Shannon Kingery, spokeswoman for the Attorney General's office, said earlier that the Leon ruling does not apply to Nebraska because the supply of the drug in that case was not made by Naari.
On Tuesday, officials at the Nebraska Department of Correctional Services said they would not respond to the recall.
"All documents examined indicate our department received the sodium thiopental in a legitimate manner," said Robert Houston, director of the department. "NAARI has made their position clear; however, we do not feel a response to this recall notice is necessary or appropriate."
Said Soucie: "It is unfortunate that the Nebraska Attorney General's Office appears to take the position that it can ignore federal statutes and regulations, ignore a clear directive from the FDA and ignore the order of a conservative federal judge from the D.C. court."
"This Nebraska regulatory problem is not just about the rights of death row inmates. These federal statutes and regulations are intended to guarantee the quality of the lethal drugs and protect the employees of the NDCS from the spectacle of conducting a botched execution," Soucie said.
Shelly Burgess, an FDA spokeswoman in Washington, did not immediately respond to a question about what could happen if Nebraska officials do not comply with the recall.
Nebraska is among 10 states that have purchased the drug from foreign sources. The U.S. Drug Enforcement Administration has seized supplies from several because they were imported illegally or because of questions over how they were manufactured.

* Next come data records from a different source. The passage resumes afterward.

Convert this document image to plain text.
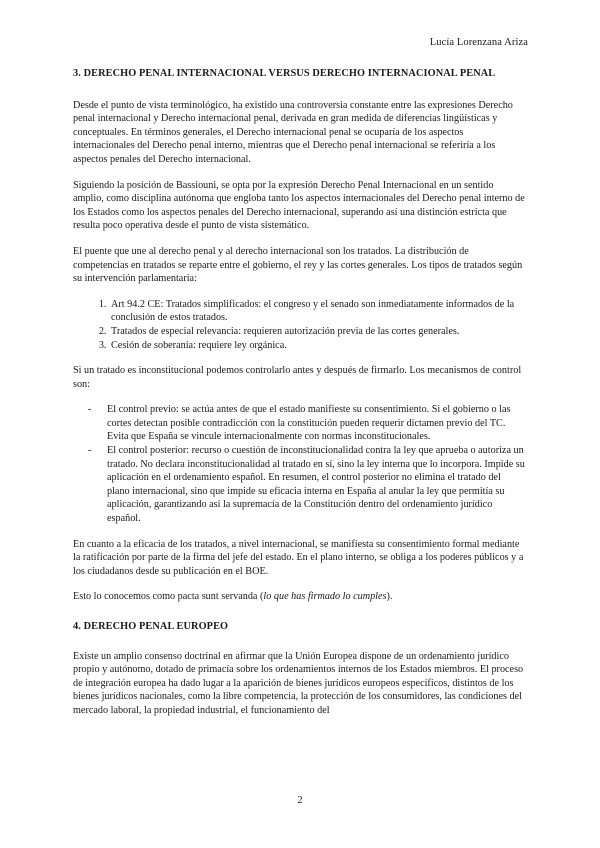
Lucía Lorenzana Ariza
3. DERECHO PENAL INTERNACIONAL VERSUS DERECHO INTERNACIONAL PENAL

Desde el punto de vista terminológico, ha existido una controversia constante entre las expresiones Derecho penal internacional y Derecho internacional penal, derivada en gran medida de diferencias lingüísticas y conceptuales. En términos generales, el Derecho internacional penal se ocuparía de los aspectos internacionales del Derecho penal interno, mientras que el Derecho penal internacional se referiría a los aspectos penales del Derecho internacional.

Siguiendo la posición de Bassiouni, se opta por la expresión Derecho Penal Internacional en un sentido amplio, como disciplina autónoma que engloba tanto los aspectos internacionales del Derecho penal interno de los Estados como los aspectos penales del Derecho internacional, superando así una distinción estricta que resulta poco operativa desde el punto de vista sistemático.

El puente que une al derecho penal y al derecho internacional son los tratados. La distribución de competencias en tratados se reparte entre el gobierno, el rey y las cortes generales. Los tipos de tratados según su intervención parlamentaria:

1. Art 94.2 CE: Tratados simplificados: el congreso y el senado son inmediatamente informados de la conclusión de estos tratados.
2. Tratados de especial relevancia: requieren autorización previa de las cortes generales.
3. Cesión de soberanía: requiere ley orgánica.

Si un tratado es inconstitucional podemos controlarlo antes y después de firmarlo. Los mecanismos de control son:

- El control previo: se actúa antes de que el estado manifieste su consentimiento. Si el gobierno o las cortes detectan posible contradicción con la constitución pueden requerir dictamen previo del TC. Evita que España se vincule internacionalmente con normas inconstitucionales.
- El control posterior: recurso o cuestión de inconstitucionalidad contra la ley que aprueba o autoriza un tratado. No declara inconstitucionalidad al tratado en sí, sino la ley interna que lo incorpora. Impide su aplicación en el ordenamiento español. En resumen, el control posterior no elimina el tratado del plano internacional, sino que impide su eficacia interna en España al anular la ley que permitía su aplicación, garantizando así la supremacía de la Constitución dentro del ordenamiento jurídico español.

En cuanto a la eficacia de los tratados, a nivel internacional, se manifiesta su consentimiento formal mediante la ratificación por parte de la firma del jefe del estado. En el plano interno, se obliga a los poderes públicos y a los ciudadanos desde su publicación en el BOE.

Esto lo conocemos como pacta sunt servanda (lo que has firmado lo cumples).

4. DERECHO PENAL EUROPEO

Existe un amplio consenso doctrinal en afirmar que la Unión Europea dispone de un ordenamiento jurídico propio y autónomo, dotado de primacía sobre los ordenamientos internos de los Estados miembros. El proceso de integración europea ha dado lugar a la aparición de bienes jurídicos europeos específicos, distintos de los bienes jurídicos nacionales, como la libre competencia, la protección de los consumidores, las condiciones del mercado laboral, la propiedad industrial, el funcionamiento del

2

Nebraska twice has bought sodium thiopental made overseas. The DEA did not seize the first batch -- made by a company in India -- but told the state it could not use it because it was imported illegally. Nebraska then got an import license and bought the supply from Harris.
Judge Leon sided with lawyers for death row inmates in Tennessee, Arizona and California who want to keep out sodium thiopental because it is an unapproved drug manufactured overseas. The Obama administration argued the FDA had discretion to allow unapproved drugs in, but Leon said the FDA's actions were "contrary to law, arbitrary, capricious and an abuse of discretion." He said the law says an article that appears to be misbranded or unapproved "shall be refused admission."

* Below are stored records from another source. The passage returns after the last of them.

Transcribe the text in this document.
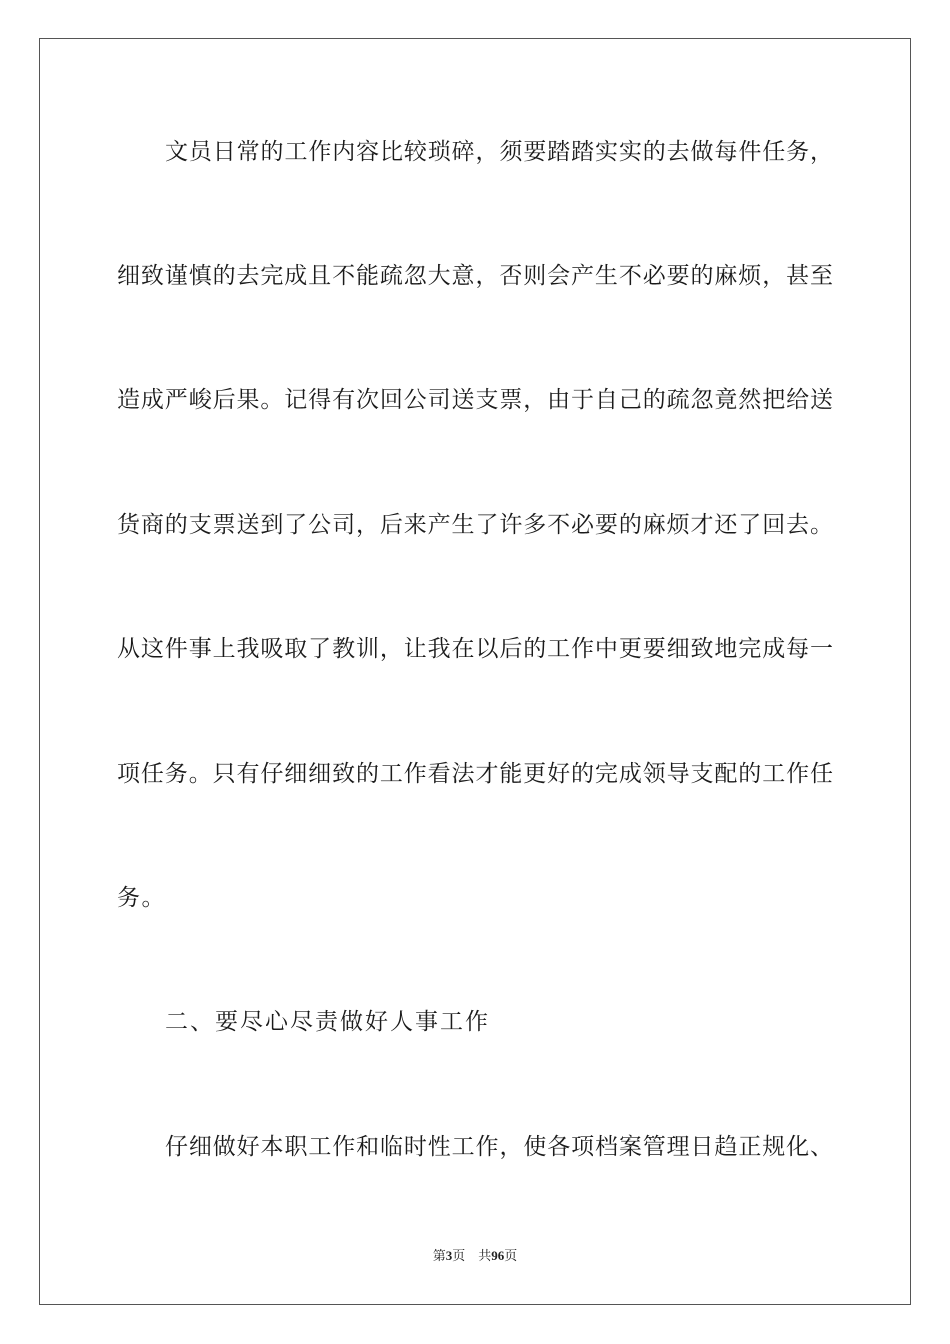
文员日常的工作内容比较琐碎，须要踏踏实实的去做每件任务，
细致谨慎的去完成且不能疏忽大意，否则会产生不必要的麻烦，甚至
造成严峻后果。记得有次回公司送支票，由于自己的疏忽竟然把给送
货商的支票送到了公司，后来产生了许多不必要的麻烦才还了回去。
从这件事上我吸取了教训，让我在以后的工作中更要细致地完成每一
项任务。只有仔细细致的工作看法才能更好的完成领导支配的工作任
务。
二、要尽心尽责做好人事工作
仔细做好本职工作和临时性工作，使各项档案管理日趋正规化、
第3页　共96页
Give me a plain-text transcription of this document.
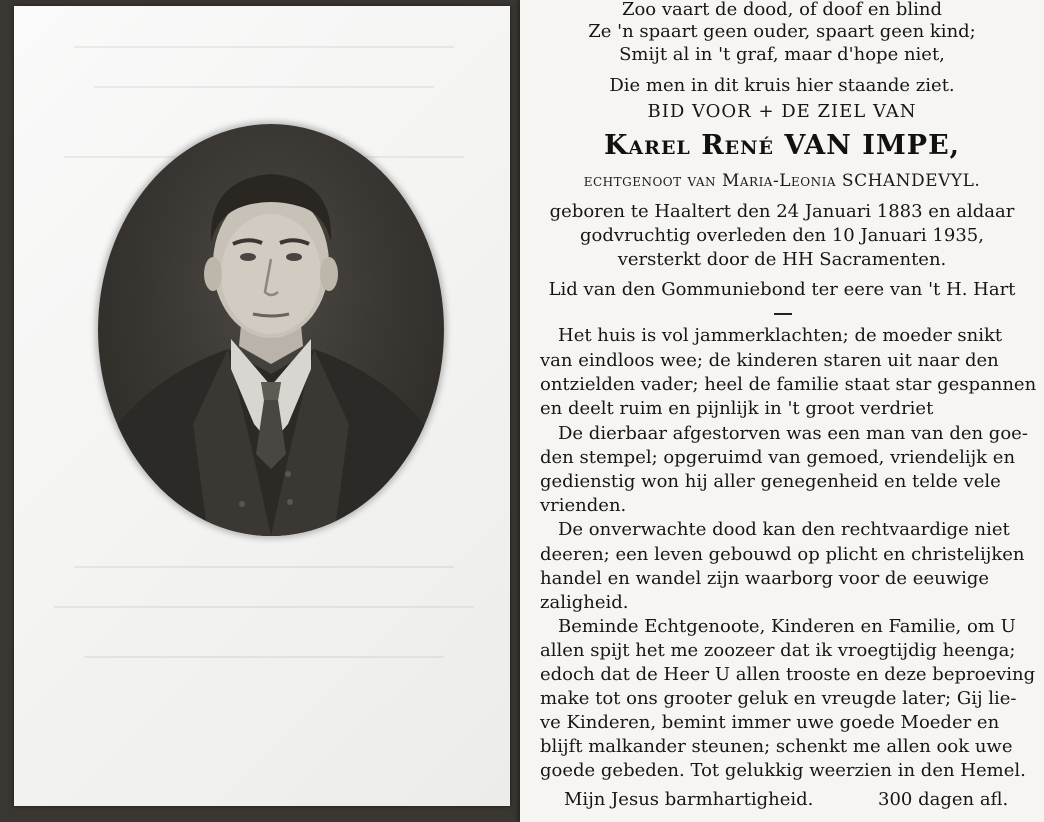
Zoo vaart de dood, of doof en blind
Ze 'n spaart geen ouder, spaart geen kind;
Smijt al in 't graf, maar d'hope niet,
Die men in dit kruis hier staande ziet.
BID VOOR + DE ZIEL VAN
Karel René VAN IMPE,
echtgenoot van Maria-Leonia SCHANDEVYL.
geboren te Haaltert den 24 Januari 1883 en aldaar
godvruchtig overleden den 10 Januari 1935,
versterkt door de HH Sacramenten.
Lid van den Gommuniebond ter eere van 't H. Hart
Het huis is vol jammerklachten; de moeder snikt
van eindloos wee; de kinderen staren uit naar den
ontzielden vader; heel de familie staat star gespannen
en deelt ruim en pijnlijk in 't groot verdriet
De dierbaar afgestorven was een man van den goe-
den stempel; opgeruimd van gemoed, vriendelijk en
gedienstig won hij aller genegenheid en telde vele
vrienden.
De onverwachte dood kan den rechtvaardige niet
deeren; een leven gebouwd op plicht en christelijken
handel en wandel zijn waarborg voor de eeuwige
zaligheid.
Beminde Echtgenoote, Kinderen en Familie, om U
allen spijt het me zoozeer dat ik vroegtijdig heenga;
edoch dat de Heer U allen trooste en deze beproeving
make tot ons grooter geluk en vreugde later; Gij lie-
ve Kinderen, bemint immer uwe goede Moeder en
blijft malkander steunen; schenkt me allen ook uwe
goede gebeden. Tot gelukkig weerzien in den Hemel.
Mijn Jesus barmhartigheid.	300 dagen afl.
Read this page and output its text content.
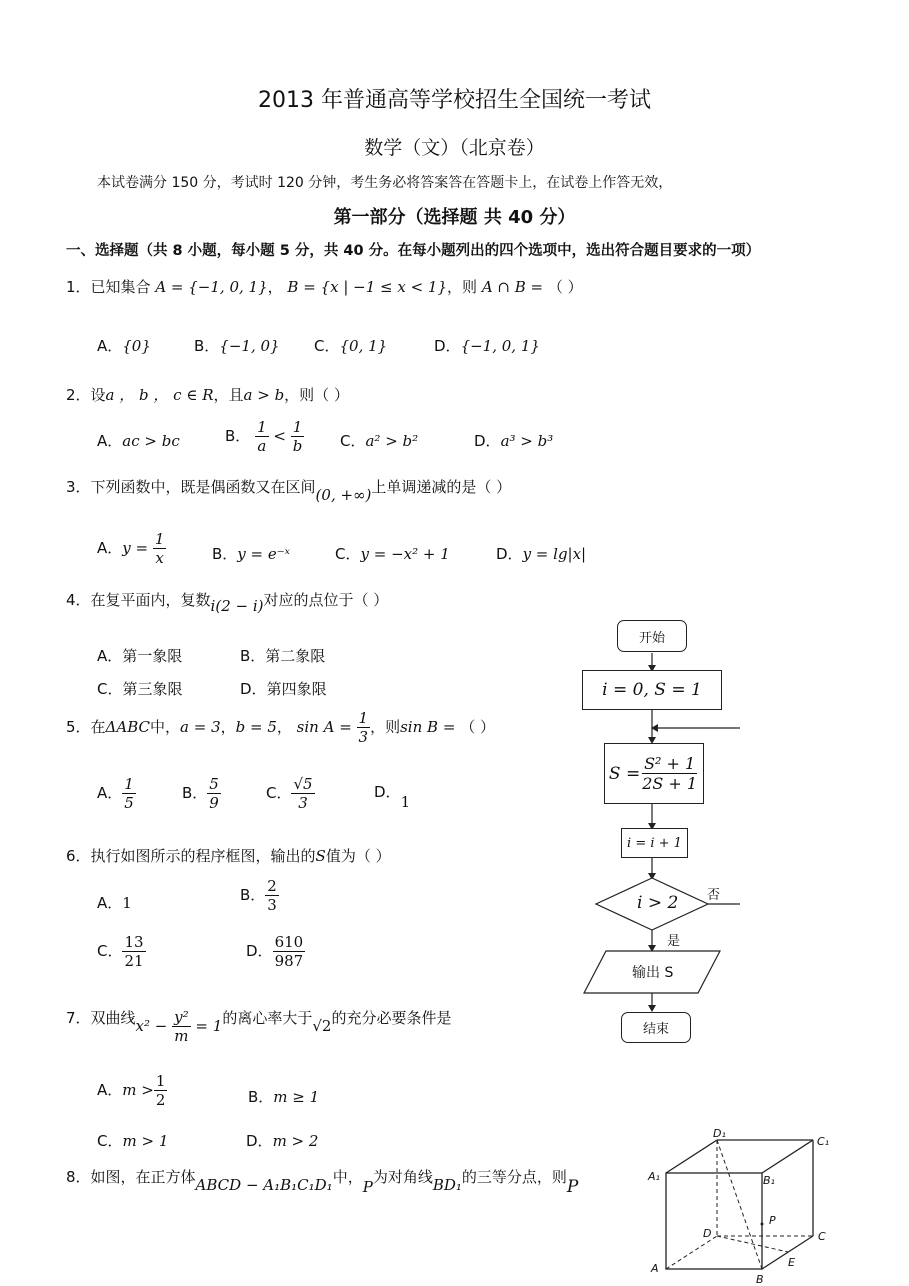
2013 年普通高等学校招生全国统一考试
数学（文）（北京卷）
本试卷满分 150 分，考试时 120 分钟，考生务必将答案答在答题卡上，在试卷上作答无效，
第一部分（选择题 共 40 分）
一、选择题（共 8 小题，每小题 5 分，共 40 分。在每小题列出的四个选项中，选出符合题目要求的一项）
1．已知集合 A = {−1, 0, 1}， B = {x | −1 ≤ x < 1}，则 A ∩ B = （ ）
A．{0}	B．{−1, 0} C．{0, 1}	D．{−1, 0, 1}
2．设a ， b ， c ∈ R，且a > b，则（ ）
A．ac > bc	B． $\frac{1}{a} < \frac{1}{b}$ C．a² > b²	D．a³ > b³
3．下列函数中，既是偶函数又在区间(0, +∞)上单调递减的是（ ）
A．$y = \frac{1}{x}$	B．y = e⁻ˣ	C．y = −x² + 1	D．y = lg|x|
4．在复平面内，复数i(2 − i)对应的点位于（ ）
A．第一象限	B．第二象限
C．第三象限	D．第四象限
5．在ΔABC中，a = 3，b = 5， $\sin A = \frac{1}{3}$ ，则sin B = （ ）
A． $\frac{1}{5}$	B． $\frac{5}{9}$	C． $\frac{√5}{3}$	D．1
6．执行如图所示的程序框图，输出的S值为（ ）
A．1	B． $\frac{2}{3}$
C． $\frac{13}{21}$	D． $\frac{610}{987}$
7．双曲线$x^2 - \frac{\text{y²}}{m} = 1$的离心率大于√2的充分必要条件是
A．$m > \frac{1}{2}$	B．m ≥ 1
C．m > 1	D．m > 2
8．如图，在正方体ABCD − A₁B₁C₁D₁中，P为对角线BD₁的三等分点，则P
开始
i = 0, S = 1
$S = \frac{\text{S² + 1}}{2S + 1}$
i = i + 1
i > 2 否
是
输出 S
结束
D₁
C₁
A₁	B₁
P
D	C
A
B
E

Nebraska's three-drug protocol calls for a dose of sodium thiopental to render the inmate unconscious, followed by pancuronium bromide to paralyze him or her, then potassium chloride to stop the heart.
In his ruling, Leon said the FDA was undermining its own policy of maintaining a closed drug distribution system designed to keep dangerous drugs out of U.S. commerce.
"By opening up the 'closed' drug system by allowing an unapproved drug -- thiopental -- into the United States, defendants jeopardize their own system and threaten the public health by creating a risk that thiopental could incorrectly end up in the hands of the general public," he wrote.